Trick steigert Bruchzähigkeit um über 300 Prozent

Leobener WerkstoffwissenschafterInnen entdecken eine neue Strategie, um spröde Materialien viel versagensresistenter zu machen.

Aus Erfahrung weiß man, dass sehr harte Werkstoffe dazu tendieren, sehr leicht zu zerbrechen. Dies gilt auch für Silizium, die Basis, auf der jede mikroelektronische Komponente aufgebaut ist. Während die funktionellen Eigenschaften Silizium unverzichtbar machen, limitiert die niedrige Schadenstoleranz die Zuverlässigkeit und Sicherheit im täglichen Gebrauch.

Kleinheit als Vorteil

Ein Team von WerkstoffwissenschaftlerInnen des Lehrstuhls für Materialphysik am Department Werkstoffwissenschaften der Montanuniversität Leoben, des Erich Schmid Instituts für Werkstoffforschung der Österreichischen Adakemie der Wissenschaften und des Materials Centers Leoben haben nun entdeckt, dass eine Steigerung der Bruchzähigkeit für spröde Werkstoffe durch entsprechende Miniaturisierung erreicht werden kann.
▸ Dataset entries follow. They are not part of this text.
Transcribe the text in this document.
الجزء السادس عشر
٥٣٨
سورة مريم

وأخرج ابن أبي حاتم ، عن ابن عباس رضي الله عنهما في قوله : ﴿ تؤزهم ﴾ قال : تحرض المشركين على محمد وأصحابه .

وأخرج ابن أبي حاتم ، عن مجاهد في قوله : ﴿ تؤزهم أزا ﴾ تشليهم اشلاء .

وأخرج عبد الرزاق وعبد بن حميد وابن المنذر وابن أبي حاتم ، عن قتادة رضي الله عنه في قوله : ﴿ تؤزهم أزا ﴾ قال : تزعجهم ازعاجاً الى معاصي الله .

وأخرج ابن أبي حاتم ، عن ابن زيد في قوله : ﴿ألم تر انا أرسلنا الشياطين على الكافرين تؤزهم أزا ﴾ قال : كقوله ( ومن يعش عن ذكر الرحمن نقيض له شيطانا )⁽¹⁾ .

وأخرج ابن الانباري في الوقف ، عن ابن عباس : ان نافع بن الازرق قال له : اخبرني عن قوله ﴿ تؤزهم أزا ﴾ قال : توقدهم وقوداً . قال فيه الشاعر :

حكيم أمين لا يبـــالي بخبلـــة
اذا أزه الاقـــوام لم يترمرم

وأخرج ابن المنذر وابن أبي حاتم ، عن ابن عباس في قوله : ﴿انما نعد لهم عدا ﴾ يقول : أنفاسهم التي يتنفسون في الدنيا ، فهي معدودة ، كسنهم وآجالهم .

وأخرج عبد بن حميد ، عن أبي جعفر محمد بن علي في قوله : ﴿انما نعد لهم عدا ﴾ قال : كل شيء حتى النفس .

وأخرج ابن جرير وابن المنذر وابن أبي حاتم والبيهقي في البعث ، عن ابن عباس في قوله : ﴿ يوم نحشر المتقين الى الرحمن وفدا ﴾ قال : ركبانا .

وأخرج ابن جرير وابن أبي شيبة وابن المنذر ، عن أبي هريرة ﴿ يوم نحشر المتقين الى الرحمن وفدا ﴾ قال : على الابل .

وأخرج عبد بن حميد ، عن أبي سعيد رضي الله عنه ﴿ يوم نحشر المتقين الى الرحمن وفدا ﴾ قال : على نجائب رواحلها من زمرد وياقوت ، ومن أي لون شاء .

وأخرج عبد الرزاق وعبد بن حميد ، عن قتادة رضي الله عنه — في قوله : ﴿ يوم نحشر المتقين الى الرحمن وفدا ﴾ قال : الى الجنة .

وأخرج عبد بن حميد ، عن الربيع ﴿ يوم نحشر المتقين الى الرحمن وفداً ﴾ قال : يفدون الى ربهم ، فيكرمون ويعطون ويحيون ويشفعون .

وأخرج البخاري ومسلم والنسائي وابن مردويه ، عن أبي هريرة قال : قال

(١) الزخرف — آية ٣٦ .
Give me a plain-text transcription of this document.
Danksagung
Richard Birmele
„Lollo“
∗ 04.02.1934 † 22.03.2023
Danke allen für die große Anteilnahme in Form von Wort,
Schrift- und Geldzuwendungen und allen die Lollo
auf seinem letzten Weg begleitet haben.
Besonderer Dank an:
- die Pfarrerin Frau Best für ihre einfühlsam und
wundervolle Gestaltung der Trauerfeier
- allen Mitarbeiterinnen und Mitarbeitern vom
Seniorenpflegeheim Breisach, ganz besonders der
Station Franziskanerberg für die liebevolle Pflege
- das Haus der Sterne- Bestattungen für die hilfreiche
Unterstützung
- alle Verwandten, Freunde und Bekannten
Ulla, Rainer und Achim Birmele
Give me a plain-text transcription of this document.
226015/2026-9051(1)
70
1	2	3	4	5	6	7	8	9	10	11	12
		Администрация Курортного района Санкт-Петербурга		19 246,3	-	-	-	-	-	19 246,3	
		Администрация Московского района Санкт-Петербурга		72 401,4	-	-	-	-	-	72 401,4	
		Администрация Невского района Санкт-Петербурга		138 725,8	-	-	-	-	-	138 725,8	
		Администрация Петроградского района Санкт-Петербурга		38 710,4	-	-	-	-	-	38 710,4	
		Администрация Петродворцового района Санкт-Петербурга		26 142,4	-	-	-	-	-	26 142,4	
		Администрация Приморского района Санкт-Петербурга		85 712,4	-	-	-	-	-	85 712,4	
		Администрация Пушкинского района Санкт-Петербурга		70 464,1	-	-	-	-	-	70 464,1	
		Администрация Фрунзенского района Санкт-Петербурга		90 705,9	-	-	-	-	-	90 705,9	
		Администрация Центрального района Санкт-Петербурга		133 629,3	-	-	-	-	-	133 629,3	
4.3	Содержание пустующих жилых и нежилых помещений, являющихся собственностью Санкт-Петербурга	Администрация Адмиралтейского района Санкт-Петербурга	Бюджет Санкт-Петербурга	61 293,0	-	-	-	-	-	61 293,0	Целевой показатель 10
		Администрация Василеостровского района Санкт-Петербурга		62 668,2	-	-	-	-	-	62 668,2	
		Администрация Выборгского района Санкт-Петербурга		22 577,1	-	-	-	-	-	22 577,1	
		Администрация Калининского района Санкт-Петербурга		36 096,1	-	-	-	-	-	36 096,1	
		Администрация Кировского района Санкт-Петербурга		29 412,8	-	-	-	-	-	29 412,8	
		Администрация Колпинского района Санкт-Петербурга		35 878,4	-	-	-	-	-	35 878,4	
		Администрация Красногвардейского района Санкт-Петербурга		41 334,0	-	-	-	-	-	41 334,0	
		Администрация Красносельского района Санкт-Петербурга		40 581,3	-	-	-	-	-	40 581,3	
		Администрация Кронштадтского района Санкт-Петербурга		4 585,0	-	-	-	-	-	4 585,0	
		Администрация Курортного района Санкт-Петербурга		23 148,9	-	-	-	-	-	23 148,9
Mithilfe von hochaufgelösten Nanoskalien-in-situ-Experimenten in Verbindung mit digitalen Zwillingen konnte eine Steigerung der Bruchzähigkeit von über 300 Prozent demonstriert werden. „Das sind erfreuliche Nachrichten für mikro- und nanoelektronische Anwendungen, bei denen durch die fortschreitende Miniaturisierung Komponenten und Strukturen unaufhörlich schrumpfen. Unsere Erkenntnisse öffnen hier neue Wege, um die eingesetzten funktionellen Werkstoffe durch entsprechende Verkleinerung gleichzeitig versagensresistenter zu machen,“ erklärt Assoz.Prof. Dr. Daniel Kiener, Leiter der Forschungsgruppe.